Dutrieu Hélène

Humanisme-Egalité, Sport, Aviation

Tournai 10/07/1877, Paris 26/06/1961

Qu’une jeune fille de quatorze ans quitte l’école pour gagner sa vie n’est pas une exception en ces dernières années du XIXe siècle. Mais qu’elle s’impose sur un vélo dans des compétitions, voilà qui fait sortir Hélène Dutrieu de l’ordinaire. Certes, elle suit les traces de son frère, mais rapidement elle se fait un nom : détentrice du record de l’heure en 1895 sur le vélodrome de Tournai, elle remporte le championnat de vitesse sur piste d’Ostende en 1897. Ses nombreuses victoires lui valent le surnom de « La flèche humaine ». L’année suivante, elle inscrit le Grand Prix d’Europe et les Douze jours de Londres à son palmarès. Le vélo lui procure des sensations de vitesse, mais pas suffisamment : la moto l’attire, ainsi que l’automobile. C’est pourtant dans les airs qu’elle va se réaliser. Sponsorisée par la marque anglaise Simpson, elle se produit notamment dans plusieurs spectacles de sauts en vélo dans le vide à partir d’un plan incliné. Ses « loopings » sont fort prisés. Ses acrobaties témoignent tant de son audace que de ses exceptionnelles qualités physiques, mais malgré le succès de ses exhibitions, elle abandonne vélo, moto et auto pour l’aviation.

Quand les usines Clément Bayard sortent un avion baptisé La Demoiselle, appareil très léger conçu par Santos-Dumont, une sportive au poids léger s’impose d’emblée pour en assurer la publicité. Novice dans un domaine aérien où les précurseurs ne sont pas légion, Hélène Dutrieu connaît des débuts difficiles, pour ne pas dire calamiteux. Elle se passionne cependant et la chance lui sourit lors d’un meeting au cours duquel elle bat plusieurs records officieux à bord d’un Farman (altitude, distance, durée de vol). De telles performances incitent l’Aéro-Club de Belgique à lui décerner sans attendre son brevet de pilote. Dans l’histoire de l’aviation belge, il s’agit du 27e brevet, mais surtout du tout premier attribué à une femme ; elle devient aussi la deuxième aviatrice d’Europe (après Elise Deroche). Pionnière, elle confirme ses bonnes dispositions en remportant la Coupe Femina, à Étampes, en décembre 1910, exploit qu’elle réédite l’année suivante. Elle se produit alors en Europe et en Amérique, remportant plusieurs trophées, y compris lors de compétitions mixtes, et multiplie les records. Elle est notamment la première femme au monde à voler sur un hydravion.

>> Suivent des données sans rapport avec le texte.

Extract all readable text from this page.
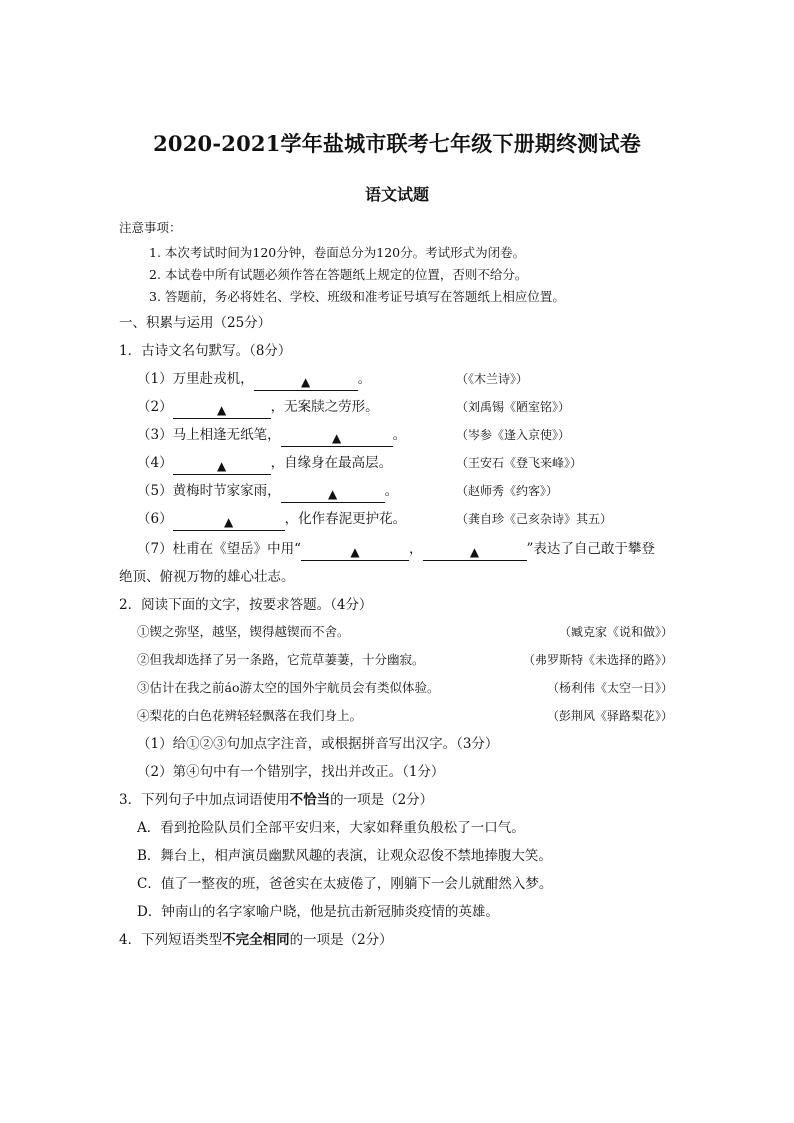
2020-2021学年盐城市联考七年级下册期终测试卷
语文试题
注意事项：
1. 本次考试时间为120分钟，卷面总分为120分。考试形式为闭卷。
2. 本试卷中所有试题必须作答在答题纸上规定的位置，否则不给分。
3. 答题前，务必将姓名、学校、班级和准考证号填写在答题纸上相应位置。
一、积累与运用（25分）
1．古诗文名句默写。（8分）
（1）万里赴戎机，	▲	。	（《木兰诗》）
（2）	▲	，无案牍之劳形。	（刘禹锡《陋室铭》）
（3）马上相逢无纸笔，	▲	。	（岑参《逢入京使》）
（4）	▲	，自缘身在最高层。	（王安石《登飞来峰》）
（5）黄梅时节家家雨，	▲	。	（赵师秀《约客》）
（6）	▲	，化作春泥更护花。	（龚自珍《己亥杂诗》其五）
（7）杜甫在《望岳》中用“	▲	，	▲	”表达了自己敢于攀登
绝顶、俯视万物的雄心壮志。
2．阅读下面的文字，按要求答题。（4分）
①锲之弥坚，越坚，锲得越锲而不舍。	（臧克家《说和做》）
②但我却选择了另一条路，它荒草萋萋，十分幽寂。	（弗罗斯特《未选择的路》）
③估计在我之前áo游太空的国外宇航员会有类似体验。	（杨利伟《太空一日》）
④梨花的白色花辨轻轻飘落在我们身上。	（彭荆风《驿路梨花》）
（1）给①②③句加点字注音，或根据拼音写出汉字。（3分）
（2）第④句中有一个错别字，找出并改正。（1分）
3．下列句子中加点词语使用不恰当的一项是（2分）
A．看到抢险队员们全部平安归来，大家如释重负般松了一口气。
B．舞台上，相声演员幽默风趣的表演，让观众忍俊不禁地捧腹大笑。
C．值了一整夜的班，爸爸实在太疲倦了，刚躺下一会儿就酣然入梦。
D．钟南山的名字家喻户晓，他是抗击新冠肺炎疫情的英雄。
4．下列短语类型不完全相同的一项是（2分）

La Grande Guerre met un terme à ses exploits. Sur le front, elle s’engage comme infirmière volontaire auprès de la Croix Rouge française ; on lui confie la direction des ambulances de l’hôpital Messini à Paris. En 1915 et 1916, les services de propagande jouent de sa réputation quand ils l’envoient aux États-Unis afin d’y faire connaître le drame que connaît l’Europe. À son retour, on lui confie la direction de l’hôpital militaire du Val de Grâce. En 1922, par son mariage avec le journaliste et homme politique Pierre Mortier, elle acquiert la nationalité française. Ayant abandonné toutes ses activités sportives, Hélène Dutrieu se consacre à l’administration des divers journaux et revues édités en France dont s’occupe son mari. À la mort de ce dernier (1946), elle s’attache à promouvoir le sport aérien féminin. En 1956, elle crée la Coupe Hélène Dutrieu-Mortier, concours sur longue distance réservée aux aviatrices belges et françaises. Honorée de diverses distinctions, elle est notamment titulaire de la Croix d’officier de la Légion d’Honneur depuis 1913.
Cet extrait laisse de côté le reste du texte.